This article investigates the predefined time trajectory tracking control problem of upper limb rehabilitation robots in the presence of the model uncertainty and external disturbances. An adaptive neural network-based practical predefined-time fast nonsingular terminal sliding-mode control (PPT-FNTSMC) strategy is proposed, in which a novel sliding mode surface is constructed to achieve predefined-time convergence and avoid the singularity problem as well.

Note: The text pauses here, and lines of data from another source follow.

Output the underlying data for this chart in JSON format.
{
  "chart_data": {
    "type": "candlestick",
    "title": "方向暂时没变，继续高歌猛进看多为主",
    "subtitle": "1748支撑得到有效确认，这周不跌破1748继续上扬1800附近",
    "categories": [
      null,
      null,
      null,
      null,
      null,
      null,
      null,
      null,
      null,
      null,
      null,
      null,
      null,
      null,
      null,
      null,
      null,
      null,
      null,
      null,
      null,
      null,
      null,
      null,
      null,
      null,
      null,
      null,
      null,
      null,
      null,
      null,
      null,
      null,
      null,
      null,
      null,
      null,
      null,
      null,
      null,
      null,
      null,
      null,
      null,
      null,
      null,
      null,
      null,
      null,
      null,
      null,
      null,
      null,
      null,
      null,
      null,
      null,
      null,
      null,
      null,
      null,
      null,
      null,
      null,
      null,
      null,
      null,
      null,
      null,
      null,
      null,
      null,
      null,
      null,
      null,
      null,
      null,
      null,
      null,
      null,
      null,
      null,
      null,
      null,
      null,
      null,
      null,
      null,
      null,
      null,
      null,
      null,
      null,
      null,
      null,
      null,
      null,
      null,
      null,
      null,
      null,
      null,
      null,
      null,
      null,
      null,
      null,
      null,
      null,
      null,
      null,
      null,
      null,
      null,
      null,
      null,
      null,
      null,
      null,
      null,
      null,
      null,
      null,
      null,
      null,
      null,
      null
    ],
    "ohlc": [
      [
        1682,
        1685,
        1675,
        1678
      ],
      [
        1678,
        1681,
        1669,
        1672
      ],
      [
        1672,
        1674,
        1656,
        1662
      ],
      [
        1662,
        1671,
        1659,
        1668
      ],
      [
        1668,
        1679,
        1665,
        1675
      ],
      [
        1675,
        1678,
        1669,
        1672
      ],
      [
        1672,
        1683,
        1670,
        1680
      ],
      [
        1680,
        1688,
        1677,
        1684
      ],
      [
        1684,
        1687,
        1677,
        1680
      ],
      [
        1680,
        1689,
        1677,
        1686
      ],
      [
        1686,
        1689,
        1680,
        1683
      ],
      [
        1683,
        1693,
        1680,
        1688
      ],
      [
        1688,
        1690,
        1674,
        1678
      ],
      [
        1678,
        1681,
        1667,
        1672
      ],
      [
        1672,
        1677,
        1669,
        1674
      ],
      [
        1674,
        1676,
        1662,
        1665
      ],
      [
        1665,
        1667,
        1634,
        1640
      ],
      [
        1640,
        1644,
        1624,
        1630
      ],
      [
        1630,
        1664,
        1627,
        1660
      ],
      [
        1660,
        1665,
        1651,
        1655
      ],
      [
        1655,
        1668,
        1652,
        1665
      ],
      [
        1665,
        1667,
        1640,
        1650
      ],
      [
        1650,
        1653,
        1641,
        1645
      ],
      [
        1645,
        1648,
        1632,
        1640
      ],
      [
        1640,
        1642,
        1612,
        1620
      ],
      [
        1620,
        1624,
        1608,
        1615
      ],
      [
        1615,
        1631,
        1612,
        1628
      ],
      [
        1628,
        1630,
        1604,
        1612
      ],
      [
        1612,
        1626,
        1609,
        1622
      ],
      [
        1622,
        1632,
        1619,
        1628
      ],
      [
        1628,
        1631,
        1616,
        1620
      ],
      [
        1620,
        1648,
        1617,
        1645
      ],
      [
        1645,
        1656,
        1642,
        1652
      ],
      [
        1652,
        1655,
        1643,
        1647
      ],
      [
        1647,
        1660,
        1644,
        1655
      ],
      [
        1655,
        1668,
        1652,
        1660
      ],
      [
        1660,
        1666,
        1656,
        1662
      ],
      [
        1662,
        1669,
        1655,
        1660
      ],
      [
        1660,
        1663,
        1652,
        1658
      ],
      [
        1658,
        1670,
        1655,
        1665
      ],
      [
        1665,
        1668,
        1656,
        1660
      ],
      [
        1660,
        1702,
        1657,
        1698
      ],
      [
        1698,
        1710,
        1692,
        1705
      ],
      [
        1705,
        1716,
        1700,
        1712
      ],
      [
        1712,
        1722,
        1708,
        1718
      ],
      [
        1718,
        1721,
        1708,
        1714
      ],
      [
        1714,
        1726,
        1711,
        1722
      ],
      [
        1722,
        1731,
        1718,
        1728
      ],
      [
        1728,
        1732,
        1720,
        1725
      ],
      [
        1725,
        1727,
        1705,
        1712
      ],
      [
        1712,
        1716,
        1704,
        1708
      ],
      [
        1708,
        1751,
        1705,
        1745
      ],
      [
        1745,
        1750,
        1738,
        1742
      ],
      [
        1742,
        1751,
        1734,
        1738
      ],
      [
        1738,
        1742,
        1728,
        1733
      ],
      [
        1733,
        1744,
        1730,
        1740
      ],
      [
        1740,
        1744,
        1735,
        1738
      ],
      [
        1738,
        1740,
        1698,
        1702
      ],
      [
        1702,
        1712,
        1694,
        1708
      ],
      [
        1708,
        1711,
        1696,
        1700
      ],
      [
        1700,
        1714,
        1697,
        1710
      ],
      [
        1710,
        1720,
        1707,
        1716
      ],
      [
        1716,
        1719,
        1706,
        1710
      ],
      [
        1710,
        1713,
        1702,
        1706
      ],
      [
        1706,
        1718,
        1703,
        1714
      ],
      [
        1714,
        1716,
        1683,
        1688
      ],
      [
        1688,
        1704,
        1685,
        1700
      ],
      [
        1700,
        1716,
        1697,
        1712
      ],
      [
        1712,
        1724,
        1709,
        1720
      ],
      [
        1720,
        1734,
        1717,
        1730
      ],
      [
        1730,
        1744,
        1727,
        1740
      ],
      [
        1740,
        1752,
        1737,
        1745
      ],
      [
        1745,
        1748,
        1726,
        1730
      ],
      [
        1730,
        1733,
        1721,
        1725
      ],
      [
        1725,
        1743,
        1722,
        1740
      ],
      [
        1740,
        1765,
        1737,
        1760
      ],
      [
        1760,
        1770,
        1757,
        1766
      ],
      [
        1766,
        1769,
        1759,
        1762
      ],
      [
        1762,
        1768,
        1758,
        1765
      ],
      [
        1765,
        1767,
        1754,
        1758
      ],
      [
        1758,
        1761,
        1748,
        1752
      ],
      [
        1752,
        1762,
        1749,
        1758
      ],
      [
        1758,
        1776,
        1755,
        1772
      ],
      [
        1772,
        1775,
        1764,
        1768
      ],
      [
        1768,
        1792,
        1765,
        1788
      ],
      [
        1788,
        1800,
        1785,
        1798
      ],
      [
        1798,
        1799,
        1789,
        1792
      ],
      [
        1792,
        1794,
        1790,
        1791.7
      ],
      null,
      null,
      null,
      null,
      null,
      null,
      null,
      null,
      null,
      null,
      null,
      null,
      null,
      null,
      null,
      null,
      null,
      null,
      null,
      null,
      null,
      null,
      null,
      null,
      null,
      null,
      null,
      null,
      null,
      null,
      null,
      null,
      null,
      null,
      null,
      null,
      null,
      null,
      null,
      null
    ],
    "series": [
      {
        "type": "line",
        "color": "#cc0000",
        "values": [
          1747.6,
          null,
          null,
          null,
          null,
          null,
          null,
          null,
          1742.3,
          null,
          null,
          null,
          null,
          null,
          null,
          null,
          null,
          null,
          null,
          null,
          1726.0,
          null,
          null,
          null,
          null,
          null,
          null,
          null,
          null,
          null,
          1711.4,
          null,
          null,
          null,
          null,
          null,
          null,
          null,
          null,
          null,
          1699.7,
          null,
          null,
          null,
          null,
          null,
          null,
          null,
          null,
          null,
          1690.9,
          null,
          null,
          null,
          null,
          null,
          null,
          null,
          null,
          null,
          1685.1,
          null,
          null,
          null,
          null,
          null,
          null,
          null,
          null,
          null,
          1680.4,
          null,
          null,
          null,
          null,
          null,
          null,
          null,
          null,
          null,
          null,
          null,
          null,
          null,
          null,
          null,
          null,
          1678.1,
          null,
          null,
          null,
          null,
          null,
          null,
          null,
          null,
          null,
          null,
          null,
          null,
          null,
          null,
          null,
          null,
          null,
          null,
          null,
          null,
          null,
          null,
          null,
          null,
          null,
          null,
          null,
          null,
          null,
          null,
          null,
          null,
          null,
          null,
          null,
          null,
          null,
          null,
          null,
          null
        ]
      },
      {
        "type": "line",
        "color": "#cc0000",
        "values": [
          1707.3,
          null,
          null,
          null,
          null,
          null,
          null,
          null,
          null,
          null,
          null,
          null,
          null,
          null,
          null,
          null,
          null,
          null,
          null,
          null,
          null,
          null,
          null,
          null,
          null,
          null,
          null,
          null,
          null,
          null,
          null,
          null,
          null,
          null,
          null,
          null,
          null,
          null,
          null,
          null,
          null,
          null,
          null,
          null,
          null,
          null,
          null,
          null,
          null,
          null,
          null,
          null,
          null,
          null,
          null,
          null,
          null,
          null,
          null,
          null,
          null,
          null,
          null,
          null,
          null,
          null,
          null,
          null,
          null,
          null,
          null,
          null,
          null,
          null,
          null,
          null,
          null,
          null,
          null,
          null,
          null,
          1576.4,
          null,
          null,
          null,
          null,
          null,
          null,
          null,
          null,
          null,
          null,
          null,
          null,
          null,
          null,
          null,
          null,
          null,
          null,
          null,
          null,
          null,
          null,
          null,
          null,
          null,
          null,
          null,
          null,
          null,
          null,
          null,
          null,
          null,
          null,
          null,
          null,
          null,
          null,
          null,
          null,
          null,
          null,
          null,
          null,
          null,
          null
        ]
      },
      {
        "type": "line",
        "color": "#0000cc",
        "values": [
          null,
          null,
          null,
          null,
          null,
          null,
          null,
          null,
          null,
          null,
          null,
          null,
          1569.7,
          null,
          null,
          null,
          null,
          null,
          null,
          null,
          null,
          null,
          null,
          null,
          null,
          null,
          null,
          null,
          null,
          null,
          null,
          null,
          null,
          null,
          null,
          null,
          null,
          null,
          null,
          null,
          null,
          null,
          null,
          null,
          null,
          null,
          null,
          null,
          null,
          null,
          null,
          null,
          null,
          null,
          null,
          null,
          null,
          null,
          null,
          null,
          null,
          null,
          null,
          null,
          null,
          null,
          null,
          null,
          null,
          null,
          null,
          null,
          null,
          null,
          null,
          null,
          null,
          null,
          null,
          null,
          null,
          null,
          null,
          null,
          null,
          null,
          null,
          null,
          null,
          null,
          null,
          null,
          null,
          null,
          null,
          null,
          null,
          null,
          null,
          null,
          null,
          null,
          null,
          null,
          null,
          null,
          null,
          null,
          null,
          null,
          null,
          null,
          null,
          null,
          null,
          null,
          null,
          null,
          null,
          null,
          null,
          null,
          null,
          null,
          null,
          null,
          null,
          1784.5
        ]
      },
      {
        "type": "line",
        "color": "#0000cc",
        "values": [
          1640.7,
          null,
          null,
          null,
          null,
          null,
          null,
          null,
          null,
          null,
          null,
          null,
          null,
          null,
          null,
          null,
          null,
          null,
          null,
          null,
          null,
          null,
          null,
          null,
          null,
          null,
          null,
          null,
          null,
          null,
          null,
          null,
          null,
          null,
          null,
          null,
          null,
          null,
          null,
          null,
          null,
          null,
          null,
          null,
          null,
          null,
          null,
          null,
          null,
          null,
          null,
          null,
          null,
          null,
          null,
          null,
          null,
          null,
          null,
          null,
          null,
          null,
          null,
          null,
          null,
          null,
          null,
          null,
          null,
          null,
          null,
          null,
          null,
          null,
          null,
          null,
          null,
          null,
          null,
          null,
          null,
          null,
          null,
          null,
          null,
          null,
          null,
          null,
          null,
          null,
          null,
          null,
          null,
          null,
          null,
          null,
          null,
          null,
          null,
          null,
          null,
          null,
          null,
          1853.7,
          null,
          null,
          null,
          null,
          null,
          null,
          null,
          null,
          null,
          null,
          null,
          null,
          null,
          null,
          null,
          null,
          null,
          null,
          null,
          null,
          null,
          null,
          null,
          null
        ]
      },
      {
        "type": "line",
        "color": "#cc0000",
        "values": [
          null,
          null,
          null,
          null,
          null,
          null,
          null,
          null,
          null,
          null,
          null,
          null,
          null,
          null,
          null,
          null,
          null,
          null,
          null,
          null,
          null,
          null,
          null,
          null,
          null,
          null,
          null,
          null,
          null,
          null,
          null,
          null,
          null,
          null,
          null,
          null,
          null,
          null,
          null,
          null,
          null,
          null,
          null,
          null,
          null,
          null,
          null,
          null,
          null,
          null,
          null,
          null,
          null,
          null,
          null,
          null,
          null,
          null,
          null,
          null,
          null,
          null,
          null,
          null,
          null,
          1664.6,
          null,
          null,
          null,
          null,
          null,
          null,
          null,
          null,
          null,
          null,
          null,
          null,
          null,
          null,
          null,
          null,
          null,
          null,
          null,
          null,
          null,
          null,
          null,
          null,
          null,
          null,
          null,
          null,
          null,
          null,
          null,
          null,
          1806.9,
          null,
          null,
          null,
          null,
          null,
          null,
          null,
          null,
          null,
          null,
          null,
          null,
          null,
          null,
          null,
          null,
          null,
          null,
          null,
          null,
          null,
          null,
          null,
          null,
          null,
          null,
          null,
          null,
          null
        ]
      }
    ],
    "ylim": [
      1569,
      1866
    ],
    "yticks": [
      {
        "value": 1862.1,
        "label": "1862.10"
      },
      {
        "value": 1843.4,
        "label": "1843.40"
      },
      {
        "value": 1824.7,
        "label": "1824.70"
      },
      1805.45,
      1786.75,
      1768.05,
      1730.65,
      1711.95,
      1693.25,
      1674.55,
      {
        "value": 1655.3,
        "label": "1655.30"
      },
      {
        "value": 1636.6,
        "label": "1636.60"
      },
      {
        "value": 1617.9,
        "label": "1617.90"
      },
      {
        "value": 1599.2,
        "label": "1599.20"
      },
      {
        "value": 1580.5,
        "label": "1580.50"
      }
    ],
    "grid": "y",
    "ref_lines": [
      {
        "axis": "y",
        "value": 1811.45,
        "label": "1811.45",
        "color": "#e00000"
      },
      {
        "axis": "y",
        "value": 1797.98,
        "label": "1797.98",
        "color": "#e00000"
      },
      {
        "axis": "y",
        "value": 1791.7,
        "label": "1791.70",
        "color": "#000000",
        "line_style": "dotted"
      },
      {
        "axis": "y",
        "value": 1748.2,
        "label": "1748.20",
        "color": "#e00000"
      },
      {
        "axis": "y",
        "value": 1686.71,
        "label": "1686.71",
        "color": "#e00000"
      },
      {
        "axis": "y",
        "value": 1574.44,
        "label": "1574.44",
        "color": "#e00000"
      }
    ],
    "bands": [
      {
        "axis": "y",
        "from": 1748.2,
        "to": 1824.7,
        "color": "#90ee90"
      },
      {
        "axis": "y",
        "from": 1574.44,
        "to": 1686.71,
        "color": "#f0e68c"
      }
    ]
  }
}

Additionally, a neural network is employed to approximate the lumped disturbances, and the estimated values are utilized in the controller for compensation, thereby reducing the required switching gain and mitigating chattering phenomenon. A rigorous theoretical analysis is provided to illustrate that the tracking errors can converge to a vicinity of the origin in a predefined time. Finally, simulations on a two-joint single-arm robot and a 5-DOF upper-limb exoskeleton are conducted and compared with an existing control method to demonstrate the effectiveness and superiority of the proposed control strategy.

中文翻译：

---

基于自适应神经网络的上肢康复机器人实用预定义时间非奇异终端滑模控制


本文研究了存在模型不确定性和外部干扰的情况下上肢康复机器人的预定时间轨迹跟踪控制问题。提出了一种基于自适应神经网络的实用预定义时间快速非奇异终端滑模控制（PPT-FNTSMC）策略，该策略构造了一种新颖的滑模面，以实现预定义时间收敛并避免奇异性问题。此外，采用神经网络来近似集总扰动，并将估计值用于控制器中进行补偿，从而降低所需的开关增益并减轻颤振现象。提供了严格的理论分析来说明跟踪误差可以在预定时间内收敛到原点附近。最后，对二关节单臂机器人和五自由度上肢外骨骼进行仿真，并与现有控制方法进行比较，验证了所提出控制策略的有效性和优越性。